Using the Moderate Resolution Imaging Spectroradiometer (MODIS) Burned Area Product satellite sensor, Pantau Gambut observed that there were 668.08 hectares of burned area in Daha Selatan​​ and ​​234.25 hectares in Daha Barat when fires hit the area from July to October 2020. No burned areas were found in Daha Utara in 2020.

Bakeri said that the worst fires occurred from August to September 2020. "Smog covered Baruh Jaya Village and its surroundings for a week, every day, all day and night," he said. He added that this year's fires were not so severe due to the intensity of rainfall.

The Chief Executive of the Hulu Sungai Selatan Regional Disaster Management Agency (BPBD), Syamsudin, explained that the locations of hotspots are similar in the 2020 and 2021 fires. "As for the smoke, I think it's worse in 2020. Smoke often spread to the settlements, carried by the wind," he said.
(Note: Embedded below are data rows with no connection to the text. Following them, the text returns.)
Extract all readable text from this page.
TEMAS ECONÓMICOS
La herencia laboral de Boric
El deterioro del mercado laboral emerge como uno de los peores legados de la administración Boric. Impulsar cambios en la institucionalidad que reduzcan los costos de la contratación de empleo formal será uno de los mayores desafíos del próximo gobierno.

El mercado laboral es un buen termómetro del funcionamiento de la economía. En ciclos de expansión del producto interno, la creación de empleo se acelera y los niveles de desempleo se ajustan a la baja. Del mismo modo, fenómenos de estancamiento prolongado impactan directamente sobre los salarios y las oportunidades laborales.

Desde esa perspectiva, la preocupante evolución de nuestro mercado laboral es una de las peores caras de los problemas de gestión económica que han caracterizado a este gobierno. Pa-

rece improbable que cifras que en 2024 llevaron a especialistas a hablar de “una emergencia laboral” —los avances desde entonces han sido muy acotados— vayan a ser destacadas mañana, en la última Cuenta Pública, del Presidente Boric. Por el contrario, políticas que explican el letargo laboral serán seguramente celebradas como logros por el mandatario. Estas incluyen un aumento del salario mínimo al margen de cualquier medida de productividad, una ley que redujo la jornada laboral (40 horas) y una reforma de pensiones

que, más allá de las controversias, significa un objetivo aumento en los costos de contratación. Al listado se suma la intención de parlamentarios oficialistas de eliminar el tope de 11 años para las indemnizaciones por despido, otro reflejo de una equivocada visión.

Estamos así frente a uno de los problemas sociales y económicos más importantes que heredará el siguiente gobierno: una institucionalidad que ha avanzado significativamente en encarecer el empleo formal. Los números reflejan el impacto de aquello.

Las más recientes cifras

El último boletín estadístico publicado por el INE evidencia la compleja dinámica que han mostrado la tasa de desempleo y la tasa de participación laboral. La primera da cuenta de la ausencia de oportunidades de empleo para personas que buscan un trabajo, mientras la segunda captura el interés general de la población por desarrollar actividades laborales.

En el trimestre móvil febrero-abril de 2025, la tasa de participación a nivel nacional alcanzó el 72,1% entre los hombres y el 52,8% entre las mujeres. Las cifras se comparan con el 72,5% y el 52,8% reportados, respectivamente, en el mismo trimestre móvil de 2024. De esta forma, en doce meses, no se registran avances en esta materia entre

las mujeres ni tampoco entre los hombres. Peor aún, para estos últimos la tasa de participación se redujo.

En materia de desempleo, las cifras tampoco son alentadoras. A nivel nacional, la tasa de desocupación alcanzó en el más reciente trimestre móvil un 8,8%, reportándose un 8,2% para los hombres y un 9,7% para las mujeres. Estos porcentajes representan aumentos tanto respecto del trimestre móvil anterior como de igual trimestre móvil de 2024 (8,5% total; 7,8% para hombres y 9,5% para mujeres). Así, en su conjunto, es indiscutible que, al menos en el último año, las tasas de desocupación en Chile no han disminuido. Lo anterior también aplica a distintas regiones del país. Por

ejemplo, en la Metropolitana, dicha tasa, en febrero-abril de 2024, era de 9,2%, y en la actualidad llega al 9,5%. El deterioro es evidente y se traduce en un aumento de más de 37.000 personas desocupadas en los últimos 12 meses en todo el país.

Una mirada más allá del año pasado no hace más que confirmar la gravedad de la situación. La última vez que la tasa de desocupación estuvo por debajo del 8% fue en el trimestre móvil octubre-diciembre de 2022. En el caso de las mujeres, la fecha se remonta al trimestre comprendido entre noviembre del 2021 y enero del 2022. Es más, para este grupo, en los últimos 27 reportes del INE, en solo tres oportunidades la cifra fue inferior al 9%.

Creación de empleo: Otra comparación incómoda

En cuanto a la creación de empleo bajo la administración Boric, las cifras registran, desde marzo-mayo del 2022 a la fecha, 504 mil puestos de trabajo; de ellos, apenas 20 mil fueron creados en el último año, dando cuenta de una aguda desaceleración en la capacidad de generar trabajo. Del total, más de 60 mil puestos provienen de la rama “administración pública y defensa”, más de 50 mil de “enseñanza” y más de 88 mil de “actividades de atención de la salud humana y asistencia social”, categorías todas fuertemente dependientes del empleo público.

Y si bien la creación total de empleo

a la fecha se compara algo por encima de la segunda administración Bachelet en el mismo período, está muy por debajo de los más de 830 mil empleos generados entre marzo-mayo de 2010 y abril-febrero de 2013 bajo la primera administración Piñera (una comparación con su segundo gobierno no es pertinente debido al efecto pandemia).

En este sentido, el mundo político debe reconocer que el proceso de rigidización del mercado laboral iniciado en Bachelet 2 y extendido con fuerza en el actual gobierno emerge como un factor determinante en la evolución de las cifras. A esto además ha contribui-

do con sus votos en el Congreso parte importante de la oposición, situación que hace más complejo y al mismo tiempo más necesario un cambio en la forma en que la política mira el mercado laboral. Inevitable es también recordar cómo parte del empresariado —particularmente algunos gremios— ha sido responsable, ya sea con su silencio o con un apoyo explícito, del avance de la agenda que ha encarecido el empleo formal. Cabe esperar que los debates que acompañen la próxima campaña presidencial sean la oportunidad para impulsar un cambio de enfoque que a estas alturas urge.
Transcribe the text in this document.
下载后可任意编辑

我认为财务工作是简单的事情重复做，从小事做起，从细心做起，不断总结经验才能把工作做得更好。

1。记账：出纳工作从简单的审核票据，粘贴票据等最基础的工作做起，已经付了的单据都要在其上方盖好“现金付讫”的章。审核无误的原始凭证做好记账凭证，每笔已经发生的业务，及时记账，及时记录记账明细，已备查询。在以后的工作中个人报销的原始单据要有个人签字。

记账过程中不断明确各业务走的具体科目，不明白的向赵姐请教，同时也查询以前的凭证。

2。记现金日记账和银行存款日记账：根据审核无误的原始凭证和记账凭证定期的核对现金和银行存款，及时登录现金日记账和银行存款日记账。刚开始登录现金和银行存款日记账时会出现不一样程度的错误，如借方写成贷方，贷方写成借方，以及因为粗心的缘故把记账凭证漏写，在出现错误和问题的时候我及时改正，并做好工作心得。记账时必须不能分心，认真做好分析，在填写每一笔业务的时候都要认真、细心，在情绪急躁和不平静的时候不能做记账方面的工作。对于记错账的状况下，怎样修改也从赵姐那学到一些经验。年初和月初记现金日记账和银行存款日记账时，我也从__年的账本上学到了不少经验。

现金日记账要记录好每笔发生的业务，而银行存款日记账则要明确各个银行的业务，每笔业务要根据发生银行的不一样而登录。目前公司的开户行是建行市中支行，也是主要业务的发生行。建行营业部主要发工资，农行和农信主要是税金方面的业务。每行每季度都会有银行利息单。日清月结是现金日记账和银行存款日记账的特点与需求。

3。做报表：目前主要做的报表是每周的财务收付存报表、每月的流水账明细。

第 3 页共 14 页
He continued that fires usually occur far from residential areas. "Usually it's in the middle of the forest," he said. Syamsudin added that BPBD Hulu Sungai Selatan did not find any fires in lands with land cultivation permits (HGU) in 2021. "We also don’t want fires to occur outside the HGU areas, we have warned the companies," he said.

If a fire occurs around the HGU area, the company must participate in extinguishing the fire. "We will lead the company's Emergency Preparedness and Response Team (TKTD)," said Syamsudin.

Environmental activists highlight that the government must carry out comprehensive disaster mitigation not only in handling COVID-19, but also in forest and land fires. This is related to the function of the fire prevention infrastructure. "It should be able to function in all villages that are prone to peatland fires," said Campaign Manager for the Indonesian Forum for the Environment (WALHI) South Kalimantan, Muhammad Jefry Raharja.

As for COVID-19, Jefry thinks that the government plays an important role in educating the public, especially in promoting the vaccination program. "We don't know about the upcoming forest and land fires, so we need to make sure that the disaster mitigation measures are really implemented," he said.